The 2013 Supreme Court decision nullifying federal “preclearance” requirements for states and local governments with a past history of discriminating against minority voters continues to have widespread repercussions as those same discriminatory states and counties methodically undertake efforts to once again make voting a more cumbersome and restricted process. A new Leadership Conference on Civil and Human Rights report once again seeks to quantify those acts, and once again finds that jurisdictions freed from prior preclearance requirements are shutting down their own polling places at an accelerated pace.
Updating a prior 2016 study, the Leadership Conference was now able to collect data for 757 of the 860 counties previously subject to preclearance. Those counties collectively shuttered nearly 1,700 polling places since the 2013 Shelby County vs. Holder decision; most were justified under claims of “consolidating” polling locations.
Texas is the biggest state culprit in closing down polling locations. They’ve eliminated 750 since Shelby, part of a state Republican effort to “centralize” voting. The premise is to allow voters to vote at any open polling place … while closing them in large numbers. It may indeed be more convenient for voters to be able to choose which polling place to cast their ballots at, but for voters who lack transportation options—poor voters, rural voters, and residents of areas underserved by public transit—getting to any of them may be dramatically more difficult than it was six years ago. Whether that difficulty is an intentional effect of the closures or merely statewide Republican Party incompetence that absolutely none of them are eager to correct is, supposedly, debatable.

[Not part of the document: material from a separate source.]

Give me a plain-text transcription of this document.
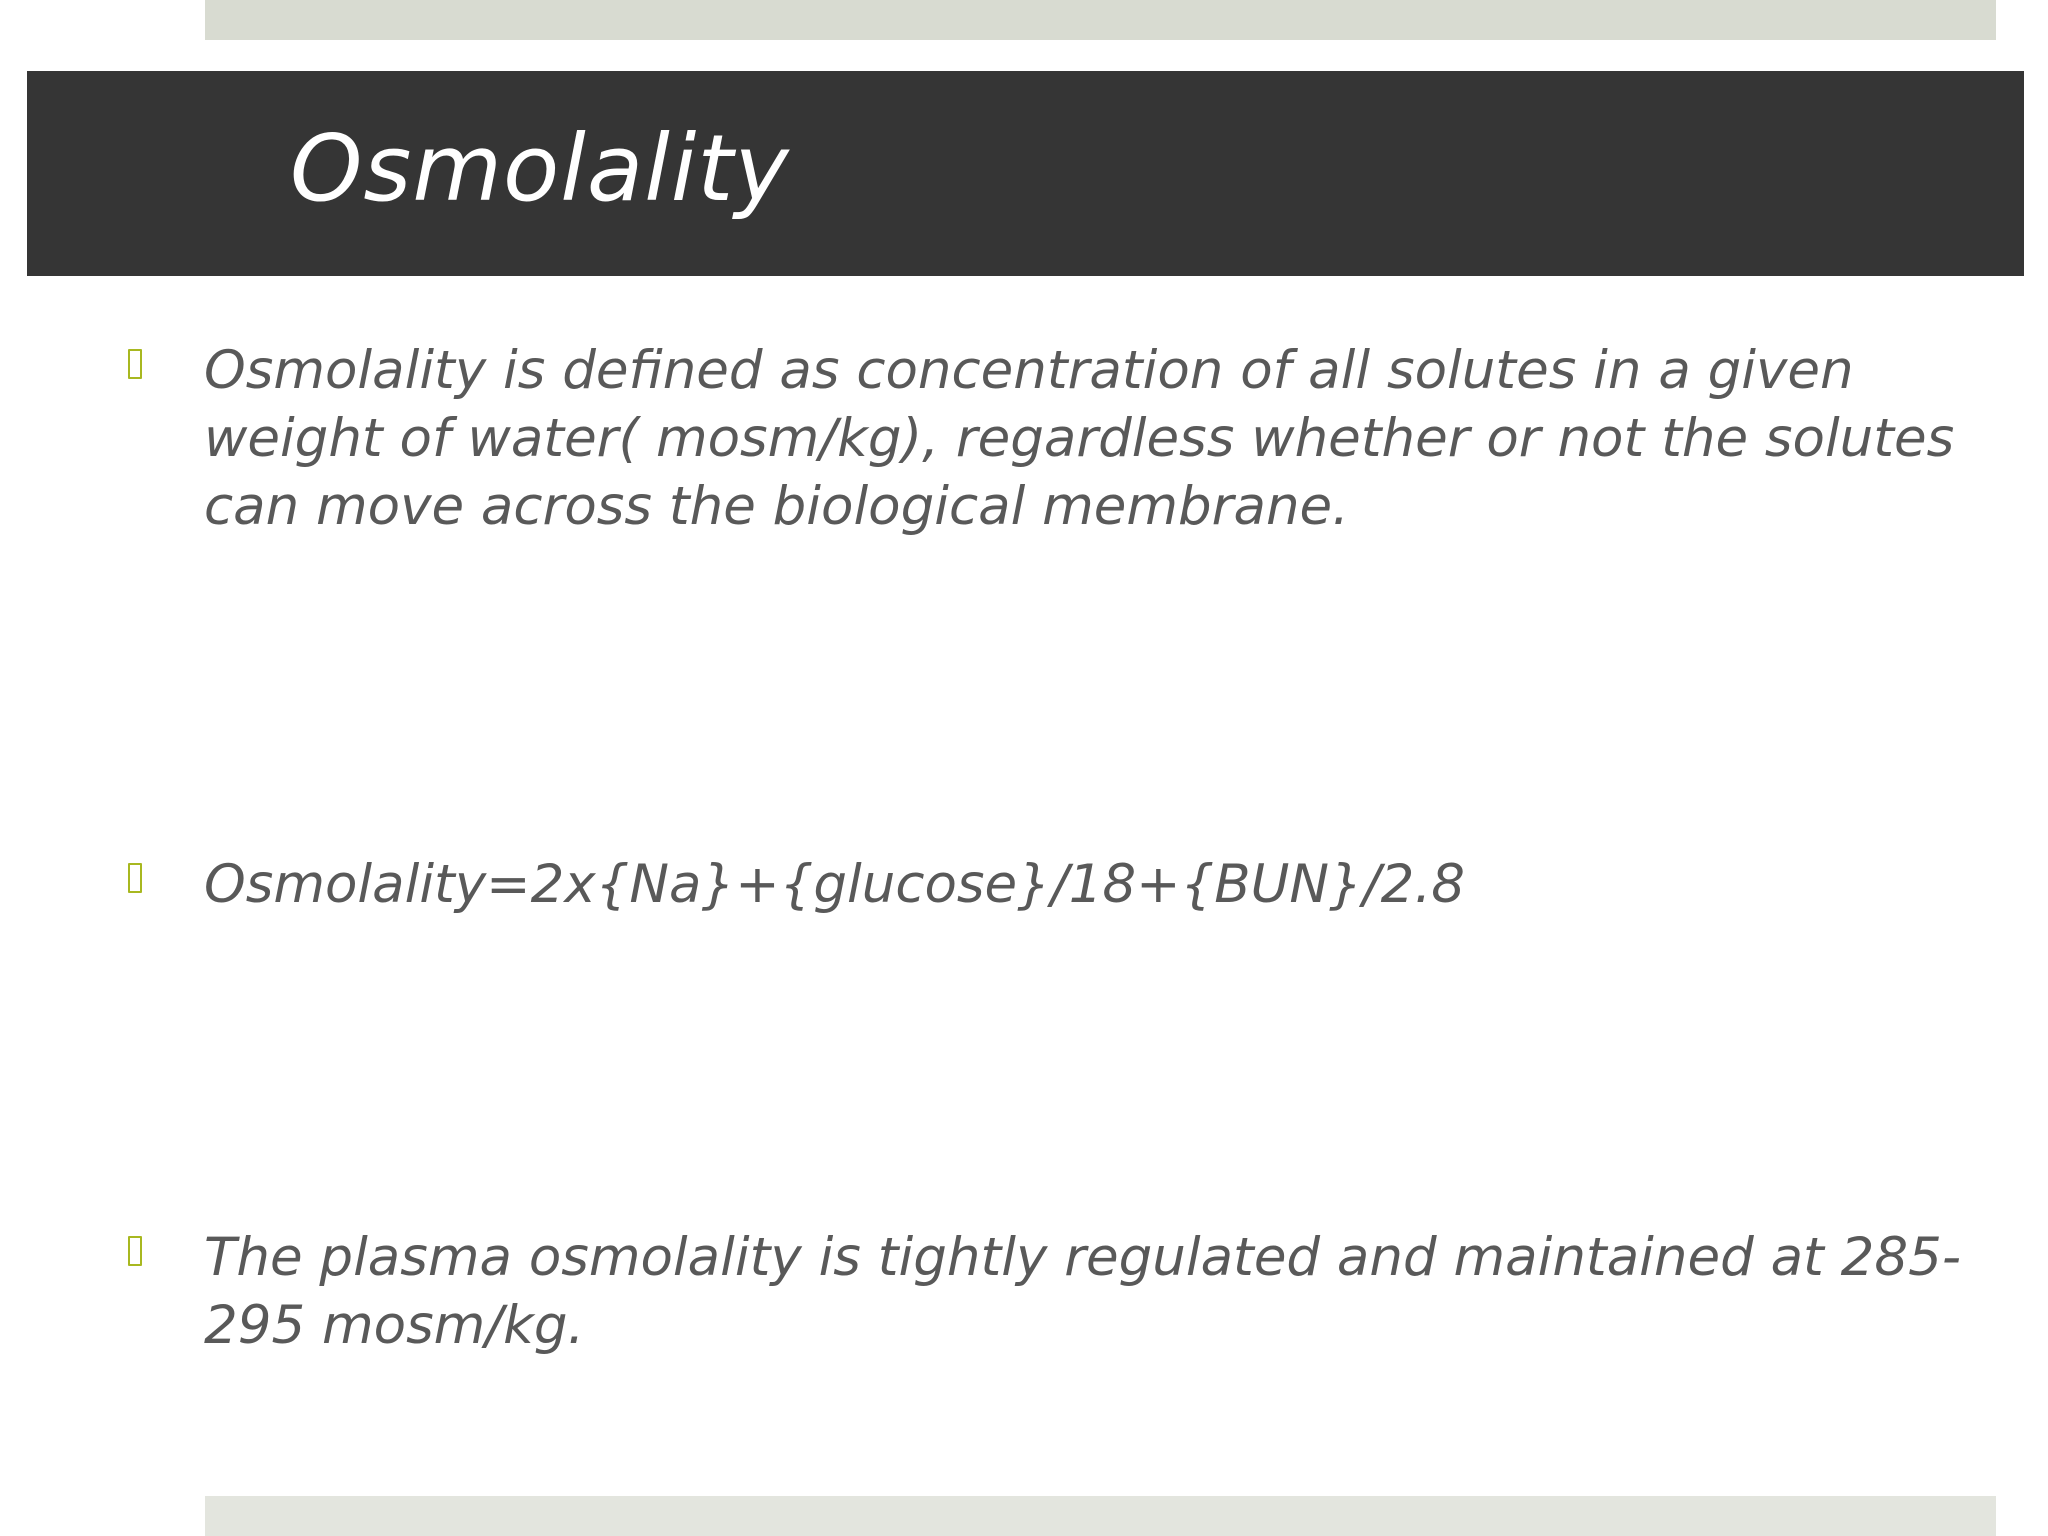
Osmolality

Osmolality is defined as concentration of all solutes in a given weight of water( mosm/kg), regardless whether or not the solutes can move across the biological membrane.

Osmolality=2x{Na}+{glucose}/18+{BUN}/2.8

The plasma osmolality is tightly regulated and maintained at 285-295 mosm/kg.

But it’s Georgia that has perhaps been the most shameless. “Georgia stands out because its counties have closed higher percentages of voting locations than any other state in our study,” say the authors.
The top five closers of polling places by percentage were Georgia counties: The top three counties in the state were Lumpkin (89 percent closed); Stephens (88 percent closed); and Warren, which is 61 percent African American (83 percent closed). Bacon County, which is 15 percent African American, and Butts County, which is 28 percent African American, tied with 80 percent closed. Seven counties with major polling place reductions now have only one polling site to serve hundreds of square miles.
It’s difficult to imagine a more overt effort to block voters from getting to the polls than closing down nine out of ten polling locations and telling county voters to pound sand if they don’t like it. Georgia Republicans appear to have reacted to the Shelby decision by rushing to pick up where the old Jim Crow laws left off, and in public statements have barely bothered to muster excuses for doing so.
This can be corrected by Congress, if they have the will to do so. The Supreme Court invalidated the preclearance requirements of the 1965 Voting Rights Act because, prevailing justices proclaimed, those requirements were too old and efforts to disenfranchise minority voters were no longer systemic. But Congress can pass new preclearance requirements, if it so wished, barring these new efforts to systemically disenfranchise particular communities and restoring Voting Rights Act protections.
If they so choose. But it cannot happen while Republicans hold the Senate; it goes without saying that McConnell and other Republican senators have absolutely no interest in making it easier for either minorities or the non-wealthy to have a say in the nation’s democracy.